Bogota, May 15 (RHC)-- Non-governmental organizations and leftist senator Iván Cepeda filed on Thursday before the International Criminal Court (ICC) and the United Nations Security Council a complaint against the government of Colombian President Iván Duque for crimes against humanity that occurred during the National Strike demonstrations.

The complaint is signed by the NGOs Temblores, the Working Group on Enforced Disappearances of the Colombia-Europe-United States Coordination, the Committee for Solidarity with Political Prisoners and the Orlando Fals Bord Socio-legal Collective Corporation.

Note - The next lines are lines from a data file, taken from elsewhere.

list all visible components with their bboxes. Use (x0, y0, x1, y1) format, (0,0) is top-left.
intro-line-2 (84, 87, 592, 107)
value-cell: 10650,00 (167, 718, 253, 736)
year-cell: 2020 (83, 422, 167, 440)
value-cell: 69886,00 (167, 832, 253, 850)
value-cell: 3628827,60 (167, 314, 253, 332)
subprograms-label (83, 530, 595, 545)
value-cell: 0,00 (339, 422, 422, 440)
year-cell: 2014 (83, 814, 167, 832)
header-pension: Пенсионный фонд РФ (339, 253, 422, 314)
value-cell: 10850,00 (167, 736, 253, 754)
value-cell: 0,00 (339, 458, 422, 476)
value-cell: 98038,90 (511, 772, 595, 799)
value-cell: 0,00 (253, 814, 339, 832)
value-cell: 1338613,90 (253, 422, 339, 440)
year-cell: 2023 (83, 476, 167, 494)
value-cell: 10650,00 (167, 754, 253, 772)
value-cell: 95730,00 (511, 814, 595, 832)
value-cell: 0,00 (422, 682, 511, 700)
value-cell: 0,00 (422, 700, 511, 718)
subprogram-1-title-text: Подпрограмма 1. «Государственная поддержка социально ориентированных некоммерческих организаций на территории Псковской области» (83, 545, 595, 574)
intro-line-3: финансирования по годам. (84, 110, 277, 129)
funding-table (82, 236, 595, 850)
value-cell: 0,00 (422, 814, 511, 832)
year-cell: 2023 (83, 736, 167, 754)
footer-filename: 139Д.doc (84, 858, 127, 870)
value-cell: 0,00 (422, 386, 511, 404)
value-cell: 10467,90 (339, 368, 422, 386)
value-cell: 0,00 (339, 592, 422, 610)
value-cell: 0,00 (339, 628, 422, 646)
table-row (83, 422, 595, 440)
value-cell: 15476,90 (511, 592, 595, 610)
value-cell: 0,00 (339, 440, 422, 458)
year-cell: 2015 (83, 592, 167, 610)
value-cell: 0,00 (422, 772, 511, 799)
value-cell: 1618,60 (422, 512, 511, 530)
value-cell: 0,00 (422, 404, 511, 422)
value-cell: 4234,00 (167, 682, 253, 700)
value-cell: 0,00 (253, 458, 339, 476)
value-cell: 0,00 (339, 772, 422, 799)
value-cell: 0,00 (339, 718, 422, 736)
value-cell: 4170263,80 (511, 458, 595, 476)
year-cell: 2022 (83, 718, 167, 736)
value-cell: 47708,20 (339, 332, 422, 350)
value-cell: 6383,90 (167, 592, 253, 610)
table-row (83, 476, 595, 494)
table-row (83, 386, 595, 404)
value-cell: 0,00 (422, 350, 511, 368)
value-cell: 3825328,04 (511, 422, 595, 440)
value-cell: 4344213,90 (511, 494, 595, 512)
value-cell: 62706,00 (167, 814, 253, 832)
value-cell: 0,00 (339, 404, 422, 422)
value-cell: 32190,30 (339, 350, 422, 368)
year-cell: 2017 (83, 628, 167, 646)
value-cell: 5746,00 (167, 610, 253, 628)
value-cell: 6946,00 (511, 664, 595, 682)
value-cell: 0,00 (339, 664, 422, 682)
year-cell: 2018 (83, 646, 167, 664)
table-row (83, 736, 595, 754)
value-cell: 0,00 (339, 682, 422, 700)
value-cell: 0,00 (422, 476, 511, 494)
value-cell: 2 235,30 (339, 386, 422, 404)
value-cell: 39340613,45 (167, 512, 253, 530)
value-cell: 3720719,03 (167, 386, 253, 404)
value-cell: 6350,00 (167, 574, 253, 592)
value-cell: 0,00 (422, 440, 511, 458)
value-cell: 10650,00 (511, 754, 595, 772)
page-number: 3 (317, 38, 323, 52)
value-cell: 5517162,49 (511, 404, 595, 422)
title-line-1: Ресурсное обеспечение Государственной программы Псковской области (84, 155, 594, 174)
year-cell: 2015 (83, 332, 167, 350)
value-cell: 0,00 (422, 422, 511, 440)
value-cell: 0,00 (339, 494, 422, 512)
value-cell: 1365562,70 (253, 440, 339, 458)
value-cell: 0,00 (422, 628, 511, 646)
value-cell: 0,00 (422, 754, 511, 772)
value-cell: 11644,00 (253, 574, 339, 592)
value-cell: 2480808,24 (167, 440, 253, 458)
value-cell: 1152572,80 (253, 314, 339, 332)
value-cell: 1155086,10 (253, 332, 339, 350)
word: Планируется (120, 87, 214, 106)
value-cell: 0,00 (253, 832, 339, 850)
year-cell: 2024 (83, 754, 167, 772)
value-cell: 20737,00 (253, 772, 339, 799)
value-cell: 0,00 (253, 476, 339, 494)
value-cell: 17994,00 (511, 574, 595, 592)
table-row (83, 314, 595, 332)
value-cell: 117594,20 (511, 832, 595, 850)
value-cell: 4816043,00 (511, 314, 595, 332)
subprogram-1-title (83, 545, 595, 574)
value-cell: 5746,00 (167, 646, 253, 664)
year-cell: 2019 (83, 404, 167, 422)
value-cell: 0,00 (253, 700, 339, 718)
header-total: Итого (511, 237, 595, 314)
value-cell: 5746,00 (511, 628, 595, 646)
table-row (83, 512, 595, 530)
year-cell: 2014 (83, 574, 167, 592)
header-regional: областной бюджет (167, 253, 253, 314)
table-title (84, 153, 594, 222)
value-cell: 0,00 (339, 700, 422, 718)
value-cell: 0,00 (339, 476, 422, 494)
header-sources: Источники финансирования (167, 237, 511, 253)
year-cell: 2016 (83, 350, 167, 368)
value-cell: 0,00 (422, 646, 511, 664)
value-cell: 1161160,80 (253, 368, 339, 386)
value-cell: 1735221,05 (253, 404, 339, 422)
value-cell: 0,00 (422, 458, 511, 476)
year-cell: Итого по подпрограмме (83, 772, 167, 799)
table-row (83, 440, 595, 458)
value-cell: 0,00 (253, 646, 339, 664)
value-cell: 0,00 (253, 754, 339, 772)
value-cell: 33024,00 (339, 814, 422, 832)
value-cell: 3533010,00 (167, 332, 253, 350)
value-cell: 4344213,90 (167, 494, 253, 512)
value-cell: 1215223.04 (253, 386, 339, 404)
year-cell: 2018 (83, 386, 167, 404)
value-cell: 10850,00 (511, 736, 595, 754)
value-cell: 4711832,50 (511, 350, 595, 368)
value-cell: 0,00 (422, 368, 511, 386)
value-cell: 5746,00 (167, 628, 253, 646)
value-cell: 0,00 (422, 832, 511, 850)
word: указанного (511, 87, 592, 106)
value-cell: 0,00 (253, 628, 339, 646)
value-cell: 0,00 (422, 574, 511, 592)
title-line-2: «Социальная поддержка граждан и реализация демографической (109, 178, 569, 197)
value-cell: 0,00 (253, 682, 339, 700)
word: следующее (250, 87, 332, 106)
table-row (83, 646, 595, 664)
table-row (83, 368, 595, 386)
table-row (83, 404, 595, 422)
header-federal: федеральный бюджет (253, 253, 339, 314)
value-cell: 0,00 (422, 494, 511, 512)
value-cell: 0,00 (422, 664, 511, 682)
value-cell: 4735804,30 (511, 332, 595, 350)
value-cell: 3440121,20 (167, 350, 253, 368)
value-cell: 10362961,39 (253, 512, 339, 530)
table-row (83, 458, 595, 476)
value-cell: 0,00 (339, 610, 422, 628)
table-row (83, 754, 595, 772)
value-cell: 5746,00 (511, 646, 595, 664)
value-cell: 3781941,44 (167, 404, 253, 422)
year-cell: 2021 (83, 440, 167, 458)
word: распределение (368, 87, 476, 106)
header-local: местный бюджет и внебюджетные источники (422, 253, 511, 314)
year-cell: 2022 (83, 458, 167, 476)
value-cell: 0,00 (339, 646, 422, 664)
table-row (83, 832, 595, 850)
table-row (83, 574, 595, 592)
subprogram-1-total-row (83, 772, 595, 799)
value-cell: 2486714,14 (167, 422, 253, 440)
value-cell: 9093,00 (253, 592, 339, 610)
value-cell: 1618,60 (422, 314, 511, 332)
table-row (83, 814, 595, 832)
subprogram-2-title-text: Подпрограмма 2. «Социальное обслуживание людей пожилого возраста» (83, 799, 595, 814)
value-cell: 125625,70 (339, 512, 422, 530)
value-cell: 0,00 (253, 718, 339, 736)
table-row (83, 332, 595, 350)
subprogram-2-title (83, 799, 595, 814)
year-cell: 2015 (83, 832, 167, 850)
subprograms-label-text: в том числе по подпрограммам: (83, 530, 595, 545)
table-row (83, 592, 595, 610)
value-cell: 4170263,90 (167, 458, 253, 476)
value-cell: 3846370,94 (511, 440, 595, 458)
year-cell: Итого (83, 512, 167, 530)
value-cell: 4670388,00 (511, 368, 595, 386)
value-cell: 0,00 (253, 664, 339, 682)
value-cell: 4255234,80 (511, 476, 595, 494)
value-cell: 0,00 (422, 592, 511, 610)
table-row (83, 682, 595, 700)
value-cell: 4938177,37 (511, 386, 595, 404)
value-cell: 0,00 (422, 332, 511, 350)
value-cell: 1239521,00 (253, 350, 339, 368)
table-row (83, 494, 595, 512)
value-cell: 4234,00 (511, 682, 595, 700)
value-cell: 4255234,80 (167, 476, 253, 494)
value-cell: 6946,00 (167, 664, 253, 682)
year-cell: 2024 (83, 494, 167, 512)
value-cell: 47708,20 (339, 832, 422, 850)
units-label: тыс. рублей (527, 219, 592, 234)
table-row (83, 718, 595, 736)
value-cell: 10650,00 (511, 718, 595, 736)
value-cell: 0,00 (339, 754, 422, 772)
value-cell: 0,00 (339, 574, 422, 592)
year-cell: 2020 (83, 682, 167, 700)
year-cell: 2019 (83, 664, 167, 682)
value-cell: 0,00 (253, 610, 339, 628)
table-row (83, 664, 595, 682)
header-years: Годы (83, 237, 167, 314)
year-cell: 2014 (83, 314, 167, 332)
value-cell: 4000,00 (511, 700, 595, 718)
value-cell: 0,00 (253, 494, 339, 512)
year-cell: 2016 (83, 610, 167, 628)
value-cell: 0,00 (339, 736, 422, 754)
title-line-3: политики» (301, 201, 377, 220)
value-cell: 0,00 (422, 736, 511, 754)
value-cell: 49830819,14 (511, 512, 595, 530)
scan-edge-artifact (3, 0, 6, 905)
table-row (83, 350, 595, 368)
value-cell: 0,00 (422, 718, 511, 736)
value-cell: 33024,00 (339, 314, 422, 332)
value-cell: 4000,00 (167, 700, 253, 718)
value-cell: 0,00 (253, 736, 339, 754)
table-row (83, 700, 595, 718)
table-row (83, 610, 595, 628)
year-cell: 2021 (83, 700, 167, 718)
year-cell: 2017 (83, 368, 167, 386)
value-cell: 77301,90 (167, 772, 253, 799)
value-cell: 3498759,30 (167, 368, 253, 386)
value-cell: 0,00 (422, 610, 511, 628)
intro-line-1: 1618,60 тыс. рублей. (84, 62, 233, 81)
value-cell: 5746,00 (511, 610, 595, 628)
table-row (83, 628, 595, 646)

In addition to the Colombian president, the Defense Minister, Diego Molano, the commander of the Army, General Eduardo Zapateiro, and the director of the Police, General Jorge Luis Vargas, are identified as "those most responsible" for the repression against the demonstrators.

The complaint states that officials have "the material capacity to prevent the commission of these crimes or promote the effective punishment of those allegedly responsible," but "they did not do so."  In addition, it assures that the main government and state authorities do not "emphatically condemn the crimes and serious human rights violations that presumably involve members of the security forces."

It also lists former President Alvaro Uribe (2002-2010) as one of the "main instigators" of the repression, whose "most serious events" have taken place in the country's third largest city, Cali (Valle del Cauca).